Rewards and final scores are clamped to `0.01..0.99` for validator compatibility.

## Baseline Scores

The current deterministic oracle rollout follows the intended evidence -> finding -> validation -> report path for each task. These scores were measured locally against the environment with `seed=7`.

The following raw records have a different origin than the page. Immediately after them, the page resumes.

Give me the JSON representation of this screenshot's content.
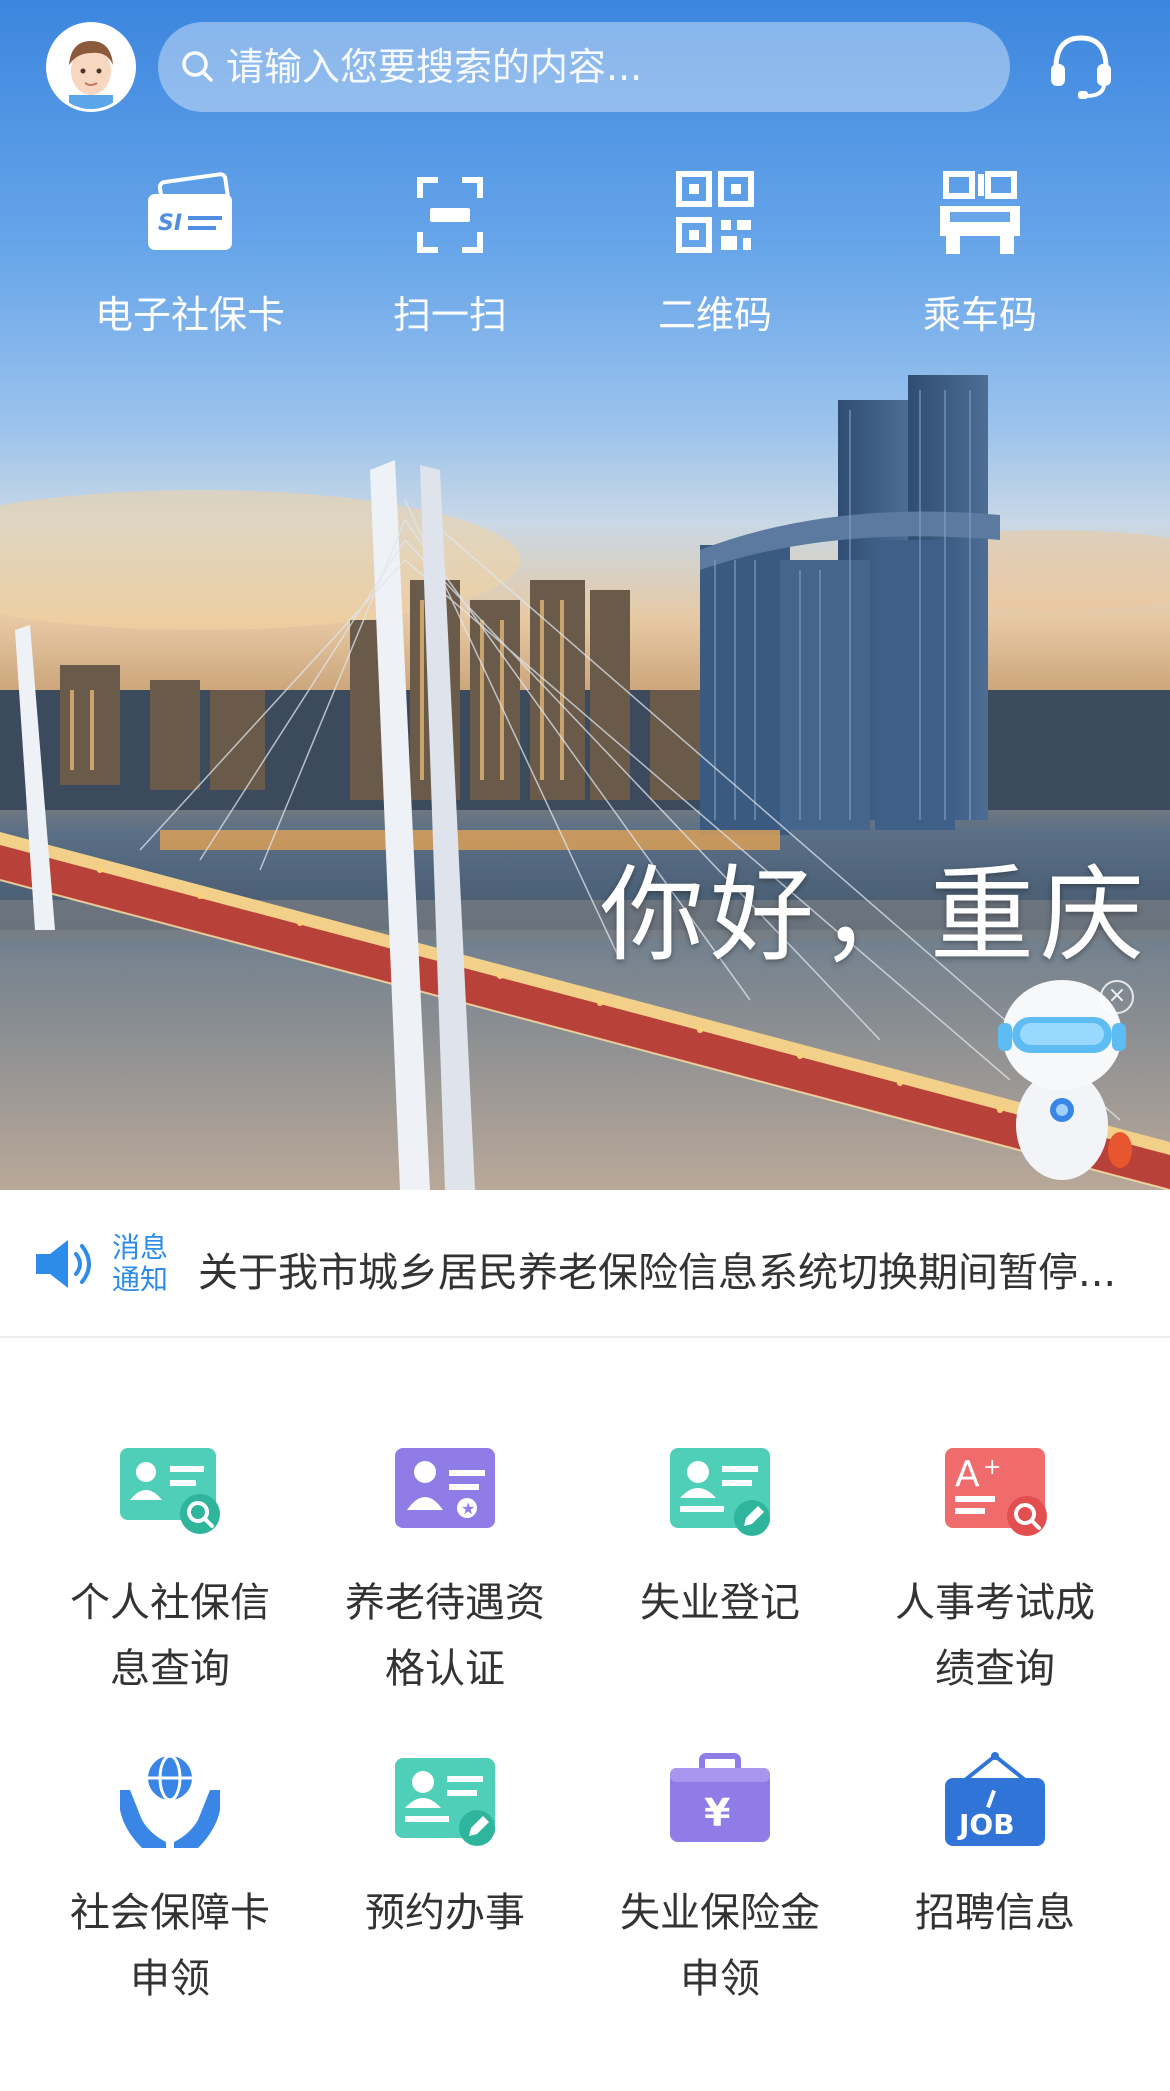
{
  "header": {
    "search_placeholder": "请输入您要搜索的内容..."
  },
  "quick_actions": [
    {
      "label": "电子社保卡",
      "icon": "social-security-card-icon"
    },
    {
      "label": "扫一扫",
      "icon": "scan-icon"
    },
    {
      "label": "二维码",
      "icon": "qr-code-icon"
    },
    {
      "label": "乘车码",
      "icon": "bus-code-icon"
    }
  ],
  "banner": {
    "greeting": "你好，重庆"
  },
  "notice": {
    "tag_line1": "消息",
    "tag_line2": "通知",
    "text": "关于我市城乡居民养老保险信息系统切换期间暂停..."
  },
  "services": [
    {
      "line1": "个人社保信",
      "line2": "息查询",
      "icon": "id-card-search-icon"
    },
    {
      "line1": "养老待遇资",
      "line2": "格认证",
      "icon": "pension-certificate-icon"
    },
    {
      "line1": "失业登记",
      "line2": "",
      "icon": "registration-card-icon"
    },
    {
      "line1": "人事考试成",
      "line2": "绩查询",
      "icon": "exam-score-icon"
    },
    {
      "line1": "社会保障卡",
      "line2": "申领",
      "icon": "hands-globe-icon"
    },
    {
      "line1": "预约办事",
      "line2": "",
      "icon": "appointment-card-icon"
    },
    {
      "line1": "失业保险金",
      "line2": "申领",
      "icon": "briefcase-yuan-icon"
    },
    {
      "line1": "招聘信息",
      "line2": "",
      "icon": "job-sign-icon"
    }
  ],
  "colors": {
    "notice_blue": "#2d8ce8",
    "teal": "#4fcfb7",
    "purple": "#8f7ce6",
    "red": "#f06b6b",
    "blue": "#3a86e6"
  }
}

| Task id | Baseline type | Steps | Final score | Step rewards |
| --- | --- | ---: | ---: | --- |
| `secret_exposure_easy` | deterministic oracle | 4 | `0.95` | `0.05, 0.06, 0.11, 0.98` |
| `missing_security_headers_medium` | deterministic oracle | 4 | `0.95` | `0.05, 0.06, 0.11, 0.98` |
| `authz_boundary_hard` | deterministic oracle | 6 | `0.95` | `0.03, 0.05, 0.05, 0.06, 0.11, 0.98` |

A hallucinated one-step report scores `0.01`; repeated identical actions hard-stop at a low score.

## Setup

From this directory, install dependencies:

```bash
uv sync
```

Run the local server:

```bash
uv run server
```

Health check:

```bash
curl http://localhost:8000/health
```

Then connect with the client:

```python
from Cyber_analyst import CyberAnalystAction, CyberAnalystEnv

with CyberAnalystEnv(base_url="http://localhost:8000").sync() as env:
    result = env.reset(task_id="secret_exposure_easy", seed=7)
    result = env.step(CyberAnalystAction(tool_name="search_repo", args={"query": "api key"}))
    print(result.observation.tool_result)
```

## Baseline Inference

`inference.py` runs a model-backed baseline over the configured task set and prints strict parser-friendly logs:

```text
[START] task=<task_id> env=Cyber_analyst model=<model_name>
[STEP] step=<n> action=<compact_json_action> reward=<0.00> done=<true|false> error=<msg|null>
[END] task=<task_id> success=<true|false> steps=<n> score=<0.00> rewards=<r1,r2,...>
```

The script uses the OpenAI SDK with Hugging Face Inference Providers by default:

```powershell
$env:ENV_URL = "http://localhost:8000"
$env:API_BASE_URL = "https://router.huggingface.co/v1"
$env:MODEL_NAME = "google/gemma-4-31B-it:fastest"
$env:HF_TOKEN = "<your-hugging-face-token>"
python inference.py
```

Use `$env:TASK_NAME = "<task_id>"` to run one task instead of all three.

## Validation

Useful local checks:

```bash
python -m py_compile server/Cyber_analyst_environment.py inference.py
python -m pytest tests
.\.venv\Scripts\openenv.exe validate . --json
```

## Docker

Build the environment image from this directory:

```bash
docker build -t cyber-analyst-env:latest -f server/Dockerfile .
```

Run:

```bash
docker run -p 8000:8000 cyber-analyst-env:latest
```

Health check:

```bash
curl http://localhost:8000/health
```

## Deployment

Deploy to Hugging Face Spaces with OpenEnv:

```bash
openenv push --repo-id <your-hf-username>/Cyber_analyst
```

The deployed Space exposes `/health`, `/docs`, `/ws`, and the optional `/web` interface when web UI support is enabled by the OpenEnv runtime.

## Adding Scenarios

Add new safe scenarios in `server/tasks.py` by extending `SCENARIOS` with:

- a stable `task_id`
- synthetic `assets`, `repo`, `logs`, `headers`, and `dependencies` entries
- `ground_truth_id`, `finding_type`, `required_evidence`, `impact_keywords`, and `remediation_keywords`

Then add a grader adapter in `server/graders.py` and a matching `tasks` entry in `openenv.yaml`. Keep all artifacts synthetic, keep correctness deterministic, and avoid adding real targets or arbitrary execution tools.